La culture influence donc l’identité, elle est même part de l’identité. Toujours dans le second

article de la déclaration des droits culturels, il est précisé : « l'expression «identité culturelle» est

comprise comme l'ensemble des références culturelles par lequel une personne, seule ou en

commun, se définit, se constitue, communique et entend être reconnue dans sa dignité; ». Il est

entendu ici que l’individu ou le groupe se définit par rapport à sa culture. Il se sert de sa culture

pour construire son identité, la culture d’une personne conditionne son identité.

L’identité linguistique

La culture s’acquiert et se transmet comme un patrimoine au sein d’une société, d’un peuple. Elle se construit, s’ajuste, se modifie, aux contacts d’autres cultures par exemple.

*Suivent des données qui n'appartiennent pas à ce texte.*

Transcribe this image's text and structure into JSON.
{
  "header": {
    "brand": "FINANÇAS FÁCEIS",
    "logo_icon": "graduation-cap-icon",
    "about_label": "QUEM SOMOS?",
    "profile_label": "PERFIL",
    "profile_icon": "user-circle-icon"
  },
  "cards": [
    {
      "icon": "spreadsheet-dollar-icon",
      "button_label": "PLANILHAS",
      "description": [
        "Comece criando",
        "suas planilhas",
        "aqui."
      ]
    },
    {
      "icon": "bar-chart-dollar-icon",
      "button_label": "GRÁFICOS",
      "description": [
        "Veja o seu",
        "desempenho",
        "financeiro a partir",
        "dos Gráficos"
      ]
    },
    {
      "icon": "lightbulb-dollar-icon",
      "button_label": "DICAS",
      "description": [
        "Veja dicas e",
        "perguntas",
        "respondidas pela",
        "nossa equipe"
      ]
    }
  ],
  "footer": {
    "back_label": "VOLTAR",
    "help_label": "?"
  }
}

L’identité culturelle envisagée sous cet angle est donc également le fruit d’une stratégie identitaire en cela qu’elle

s’exprime par rapport à l’autre, c’est la partie de la déclaration qui indique « et entend être

reconnu ». L’identité culturelle s’exprime donc à travers le regard de l’autre au-delà de sa propre

interprétation. Lorsque Denys Cuche précise « la différence identitaire n’est pas la conséquence

directe de la différence culturelle », nous pouvons comprendre que la différence culturelle est

préexistante et indéniable, mais la différence identitaire est le résultat d’une action, d’une décision

et d’une orientation de la part des membres d’une communauté. Cela revient aussi à dire que la

différence culturelle n’est pas unique constituant de la différence identitaire. La différence

culturelle est incontournable dans la mesure où dans le monde cohabitent des milliers de cultures

distinctes.

La langue parlée, fait indéniablement partie de l’identité culturelle. Une langue, parmi d’autres

moyens d’expression comme l’art par exemple, exprime, est le reflet d’une culture, mais elle est

aussi moteur de cette culture. Comme le suppose, Wilhelm von Humboldt (1822-1824) dans

Sur le caractère national des langues en écrivant que la langue agit sur « la pensée et la

sensibilité ». Notre mode de pensée et notre sensibilité seraient donc différents selon la langue

que l’on parle, ou en tous cas seraient influencés par cette langue. Il est vrai que l’on peut

constater que, même pour un bilingue total, la traduction d’une langue à une autre ne peut être

qu’imprécise. La traduction exacte d’une langue à l’autre n’est pas possible, même pour des

langues génétiquement rapprochées comme le français et l’espagnol. Chaque langue exprime sa

réalité selon ses critères, à travers ses accents, son vocabulaire, ses expressions. C’est pourquoi

Wilhelm von Humboldt considère que pouvoir parler plusieurs langues est l’opportunité de

développer sa pensée en s’ouvrant à une culture, en ouvrant sa vision sur le monde, en étant

capable de comprendre d’autres logiques. Benjamin Lee Whorf, dans la même lignée, affirme

qu’« aucun individu n’est libre de décrire la nature avec une impartialité absolue(…) il est forcé de

souscrire à certains modes d’interprétation alors même qu’il se sent le plus libre. ». Cette

affirmation me semble tout à fait juste et pertinente car elle suggère le fait que et la langue que

l’on parle nous impose une vision de la nature déjà influencée par la culture dans laquelle évolue

cette langue. La langue est porteuse de culture mais elle en est avant tout sa traduction.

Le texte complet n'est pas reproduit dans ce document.